Salı Nisan 23, 2024

Birleşmeyin, Bölünün Ki, Adımlarınızın Sayısı Artsın(!)

Komünistlerin Birliği:

Marx ve Engels. “Bütün ülkelerin işçileri birleşiniz” demişlerdi. Mao, “Bütün ülkelerin işçileri ve Ezilen halkları birleşiniz” diyerek, işçi sınıfının birliğinin yanına bir de ezilen halkların ve ezilen ulusların birliğinin ekleyerek, burjuvaziye karşı sınıf savaşımında daha fazla çoğalmamızı önerdi.

İşçi sınıfı ve ezilen halkların bölünerek çoğalmayacağını, proletaryanın bütün büyük öğretmenleri ve marksizmin klasikleri biliyordu ve önermelerinide bu doğrultuda yaptılar. Kendi eylemleri de bu yönde oldu.

Sınıflar arası mücadelede, aynıların aynı yerde, karşı safa karşı birleşmelerinin ve çoğalmalarının nedenleri çok nettir. Hiç bir teori ve politika bunun karşısında yerini alamaz. İşçi ve emekçi cephesini bölmek ve parçalamak düşmana has bir özelliktir. Aynı şekilde, işçi ve emekçilerde kendi karşıtlarını bölmek ve parçalamak için mücadele ederler, taktikler geliştirerek, sınıf savaşımında karşıtlara karşı üstün gelmeyi amaçlarlar. Birbirine karşı mücadele eden sınıfların politikalarında, dostları çoğaltmak düşman daraltmak vardır. Küçük burjuva devrimciliği ise, özellikle zor zamanlarda, düşman ile proletarya arasındaki çelişmelerin arttığı ya da burjuvazinin azgınca saldırdığı süreçlerde, bölünmeyi birliğe tercih edici politikaları öne çıkarırlar.
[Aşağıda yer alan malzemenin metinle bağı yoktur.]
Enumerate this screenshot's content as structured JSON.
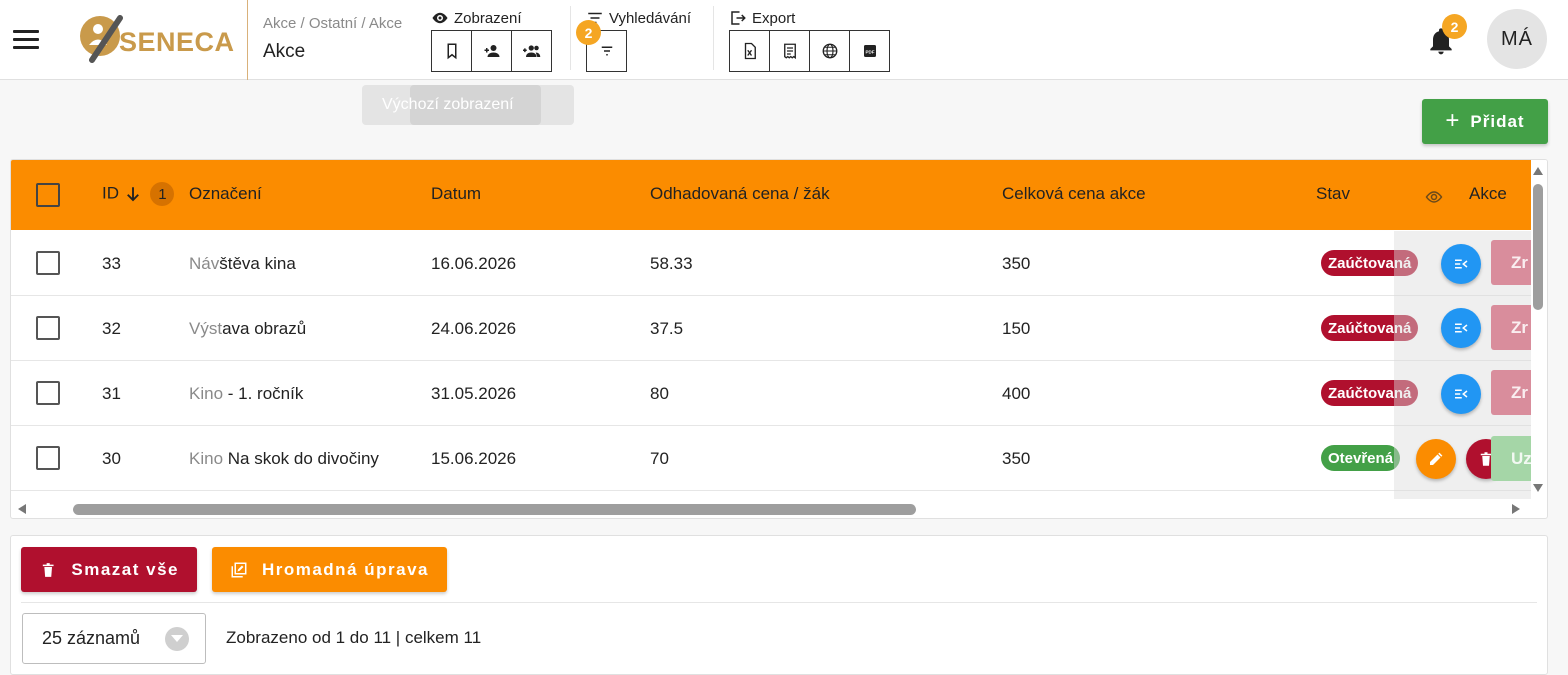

İster demokratik devrim ister sosyalist devrim öncelikli olsun, İşçi sınıfı, önderliğinde bütün devrimlerde, işçi sınıfı ezilen halkların birliğine özel bir önem verir. Devrimden yana olan kesimlerin büyük bir çoğunluğunu kazanmadan devrimin başarıya ulaşamayacağını bilir. 17 Ekim Devrimi öngünlerinde Bolşevikler’in durumunu ve taktiklerinin inceleyeneler bunu net olarak görürler. Bolşevikler, kitleler içinde ve sovyetlerde çoğunluğu ele geçirdiklerinde ayaklanma kararı alıyorlar. Daha önce değil. Daha önce ayaklanma isteyenleri Lenin “maceracı” olarak niteler ve çoğunluğun ayaklanmaya hazır olduğu bir anda ise, ayaklanmaya karşı çıkanları “devrim düşmanları” (Ziyonev ve Kamanev örneğinde olduğu gibi) olarak eleştirmekten geri durmaz.
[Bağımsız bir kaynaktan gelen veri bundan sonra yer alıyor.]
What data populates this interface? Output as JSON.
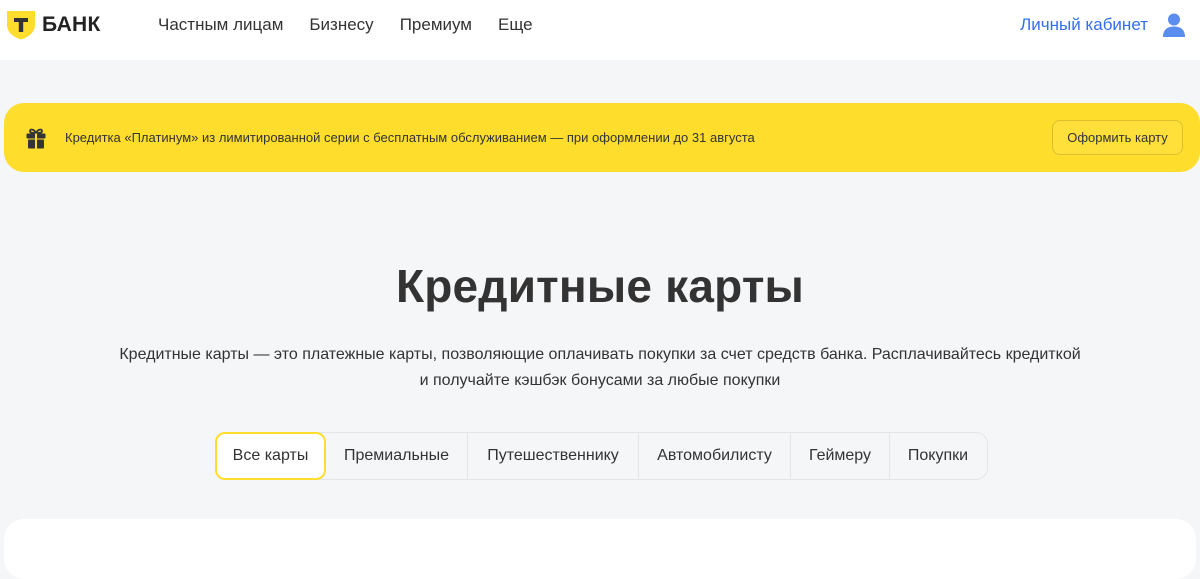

Lenin, kitlelerin durumunu saati saatine izlerken, aynı şekilde öncünün, yani partinin durumunuda yakından inceler. Devrime önderlik edecek partinin güçlenmesini, ittifaklar yapamasını önerir. Ve bunu uygular. Troçkistelerle yapılan birlik bu anlayışın ürünüdür. Yine, Sosyalist Devrimciler’in sol kanadıyla yapılan birlikler ve ittifaklar bu anlayışın ürünüdür. Anarşistleri Bolşeviklerin önderliğindeki devrime katmak için yer yer verilen tavizler, devrimden yana olanları birleştirme çabalarıdır.

Lenin önderliğindeki Bolşevikler’in ta baştan itibaren parti birliği sorunu en temel sorunlardan biridir. Parti çelik disiplinli bir parti olmasının yanı sıra kitlesel bir yapıyada kavuşması gerekir. Parti, işçi sınıfı ve köylüler içinde (devrimin temel sınıfları arasında) kök salmalı, geniş örgütlenme ağlarına sahip olmalıdır. İşçi sınıfı adına hareket edip, ama işçi sınıfıyla güçlü bağı olmayan partiler çürümeye mahkumdur. Lenin bu temel ilkelerden hareket eder.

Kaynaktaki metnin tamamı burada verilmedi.